Machine learning (ML) is increasingly used in cognitive, computational and clinical neuroscience. The reliable and efficient application of ML requires a sound understanding of its subtleties and limitations. Training ML models on datasets with imbalanced classes is a particularly common problem, and it can have severe consequences if not adequately addressed. With the neuroscience ML user in mind, this paper provides a didactic assessment of the class imbalance problem and illustrates its impact through systematic manipulation of data imbalance ratios in (i) simulated data and (ii) brain data recorded with electroencephalography (EEG), magnetoencephalography (MEG) and functional magnetic resonance imaging (fMRI). Our results illustrate how the widely-used Accuracy (Acc) metric, which measures the overall proportion of successful predictions, yields misleadingly high performances, as class imbalance increases. Because Acc weights the per-class ratios of correct predictions proportionally to class size, it largely disregards the performance on the minority class. A binary classification model that learns to systematically vote for the majority class will yield an artificially high decoding accuracy that directly reflects the imbalance between the two classes, rather than any genuine generalizable ability to discriminate between them. We show that other evaluation metrics such as the Area Under the Curve (AUC) of the Receiver Operating Characteristic (ROC), and the less common Balanced Accuracy (BAcc) metric - defined as the arithmetic mean between sensitivity and specificity, provide more reliable performance evaluations for imbalanced data. Our findings also highlight the robustness of Random Forest (RF), and the benefits of using stratified cross-validation and hyperprameter optimization to tackle data imbalance. Critically, for neuroscience ML applications that seek to minimize overall classification error, we recommend the routine use of BAcc, which in the specific case of balanced data is equivalent to using standard Acc, and readily extends to multi-class settings. Importantly, we present a list of recommendations for dealing with imbalanced data, as well as open-source code to allow the neuroscience community to replicate and extend our observations and explore alternative approaches to coping with imbalanced data.

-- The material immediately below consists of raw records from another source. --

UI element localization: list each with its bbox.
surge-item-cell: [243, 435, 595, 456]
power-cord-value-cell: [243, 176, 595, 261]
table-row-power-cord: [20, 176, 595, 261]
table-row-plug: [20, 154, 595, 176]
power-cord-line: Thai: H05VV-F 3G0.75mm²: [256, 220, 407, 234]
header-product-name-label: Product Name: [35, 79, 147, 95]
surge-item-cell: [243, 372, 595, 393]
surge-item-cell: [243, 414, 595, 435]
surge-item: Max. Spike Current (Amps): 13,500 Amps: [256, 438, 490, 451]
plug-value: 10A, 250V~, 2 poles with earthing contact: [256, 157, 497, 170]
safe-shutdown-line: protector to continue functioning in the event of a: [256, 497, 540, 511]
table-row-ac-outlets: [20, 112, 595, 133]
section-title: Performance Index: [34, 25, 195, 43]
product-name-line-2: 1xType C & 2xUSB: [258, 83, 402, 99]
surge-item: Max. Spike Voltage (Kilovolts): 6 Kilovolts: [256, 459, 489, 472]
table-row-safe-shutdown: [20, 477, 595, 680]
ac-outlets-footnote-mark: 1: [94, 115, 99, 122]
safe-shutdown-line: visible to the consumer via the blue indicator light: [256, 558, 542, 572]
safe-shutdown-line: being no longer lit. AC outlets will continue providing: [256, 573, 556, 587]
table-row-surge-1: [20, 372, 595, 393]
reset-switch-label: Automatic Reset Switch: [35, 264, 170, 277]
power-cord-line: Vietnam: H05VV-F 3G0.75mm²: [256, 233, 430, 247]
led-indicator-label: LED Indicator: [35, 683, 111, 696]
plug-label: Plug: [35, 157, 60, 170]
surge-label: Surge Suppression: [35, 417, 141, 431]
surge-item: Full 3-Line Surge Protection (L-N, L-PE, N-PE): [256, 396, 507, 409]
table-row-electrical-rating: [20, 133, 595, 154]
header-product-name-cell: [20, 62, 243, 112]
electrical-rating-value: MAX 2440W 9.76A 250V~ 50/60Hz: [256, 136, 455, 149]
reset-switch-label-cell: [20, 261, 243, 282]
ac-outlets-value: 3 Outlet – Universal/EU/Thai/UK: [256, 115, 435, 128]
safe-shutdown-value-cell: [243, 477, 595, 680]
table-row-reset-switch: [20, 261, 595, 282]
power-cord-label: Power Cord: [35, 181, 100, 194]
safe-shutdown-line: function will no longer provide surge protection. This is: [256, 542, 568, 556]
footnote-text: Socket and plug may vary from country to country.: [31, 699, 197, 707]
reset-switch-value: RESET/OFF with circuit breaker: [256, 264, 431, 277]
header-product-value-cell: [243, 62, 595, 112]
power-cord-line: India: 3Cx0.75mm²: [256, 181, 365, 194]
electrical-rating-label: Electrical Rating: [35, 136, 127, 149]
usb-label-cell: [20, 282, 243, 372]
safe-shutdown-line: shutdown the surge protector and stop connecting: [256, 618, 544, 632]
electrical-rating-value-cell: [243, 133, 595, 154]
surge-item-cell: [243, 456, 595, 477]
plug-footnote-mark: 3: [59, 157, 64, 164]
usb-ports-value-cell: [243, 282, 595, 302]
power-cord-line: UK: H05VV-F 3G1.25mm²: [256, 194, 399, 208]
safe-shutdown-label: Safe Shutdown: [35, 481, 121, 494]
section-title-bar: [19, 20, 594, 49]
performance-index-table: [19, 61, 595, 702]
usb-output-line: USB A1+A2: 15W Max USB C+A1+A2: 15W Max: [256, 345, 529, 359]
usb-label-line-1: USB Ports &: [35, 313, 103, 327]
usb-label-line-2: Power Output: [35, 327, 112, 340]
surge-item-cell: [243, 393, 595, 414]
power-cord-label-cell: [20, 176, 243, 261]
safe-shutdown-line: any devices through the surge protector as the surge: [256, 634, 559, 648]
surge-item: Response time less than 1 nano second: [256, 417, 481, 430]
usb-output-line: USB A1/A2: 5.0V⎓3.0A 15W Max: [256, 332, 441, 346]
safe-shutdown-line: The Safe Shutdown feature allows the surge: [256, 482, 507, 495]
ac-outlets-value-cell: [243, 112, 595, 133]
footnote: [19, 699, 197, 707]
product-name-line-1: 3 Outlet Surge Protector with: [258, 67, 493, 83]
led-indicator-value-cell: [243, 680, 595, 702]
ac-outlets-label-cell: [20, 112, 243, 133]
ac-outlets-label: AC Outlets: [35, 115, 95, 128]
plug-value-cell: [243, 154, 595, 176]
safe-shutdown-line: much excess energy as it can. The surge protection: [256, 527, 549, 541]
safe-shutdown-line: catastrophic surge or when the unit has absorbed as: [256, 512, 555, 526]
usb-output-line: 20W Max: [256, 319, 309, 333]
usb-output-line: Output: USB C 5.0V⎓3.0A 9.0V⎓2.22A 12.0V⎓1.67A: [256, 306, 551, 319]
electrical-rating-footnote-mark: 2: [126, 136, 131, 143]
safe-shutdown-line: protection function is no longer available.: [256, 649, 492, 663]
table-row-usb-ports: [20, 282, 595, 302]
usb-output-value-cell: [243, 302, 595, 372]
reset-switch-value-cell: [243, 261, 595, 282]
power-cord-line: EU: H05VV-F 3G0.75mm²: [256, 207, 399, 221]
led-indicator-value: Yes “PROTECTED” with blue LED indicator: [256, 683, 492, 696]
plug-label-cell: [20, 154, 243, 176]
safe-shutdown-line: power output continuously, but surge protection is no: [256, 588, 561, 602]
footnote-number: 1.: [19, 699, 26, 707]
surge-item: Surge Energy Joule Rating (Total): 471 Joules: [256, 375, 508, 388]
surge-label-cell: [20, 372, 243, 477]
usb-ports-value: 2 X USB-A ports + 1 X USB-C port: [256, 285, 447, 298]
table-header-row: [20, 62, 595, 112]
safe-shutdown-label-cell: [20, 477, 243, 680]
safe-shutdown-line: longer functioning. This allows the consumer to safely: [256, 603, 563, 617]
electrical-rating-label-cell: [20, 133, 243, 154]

机器学习(ML)在认知、计算和临床神经科学中得到了越来越多的应用。为了可靠且有效地应用 ML,需要对其细微差别和局限性有一个清晰的认识。在具有不平衡类别的数据集上训练 ML 模型是一个特别常见的问题,如果不加以适当处理,可能会产生严重的后果。考虑到神经科学 ML 用户的需求,本文对类不平衡问题进行了教学评估,并通过在(i)模拟数据和(ii)脑电图(EEG)、脑磁图(MEG)和功能磁共振成像(fMRI)记录的脑数据中系统地操纵数据不平衡比,说明了其影响。我们的结果说明了广泛使用的准确性(Acc)度量标准,该标准衡量成功预测的总体比例,随着类不平衡的增加,会产生误导性的高性能。由于 Acc 按正确预测的每类比例与类大小成比例地加权,因此它在很大程度上忽略了少数类的性能。学习系统地为多数类投票的二元分类模型将产生人为的高解码准确性,该准确性直接反映了两个类之间的不平衡,而不是任何真正可泛化的区分它们的能力。我们表明,其他评估指标,如接收器操作特征(ROC)的曲线下面积(AUC),以及不太常见的平衡准确性(BAcc)度量标准-定义为敏感性和特异性的算术平均值,为不平衡数据提供了更可靠的性能评估。我们的研究结果还突出了随机森林(RF)的稳健性,以及使用分层交叉验证和超参数优化来解决数据不平衡的好处。至关重要的是,对于寻求最小化整体分类错误的神经科学 ML 应用程序,我们建议常规使用 BAcc,在平衡数据的特定情况下,它等同于使用标准 Acc,并且很容易扩展到多类设置。重要的是,我们提出了一系列处理不平衡数据的建议,并提供了开源代码,以使神经科学界能够复制和扩展我们的观察结果,并探索处理不平衡数据的替代方法。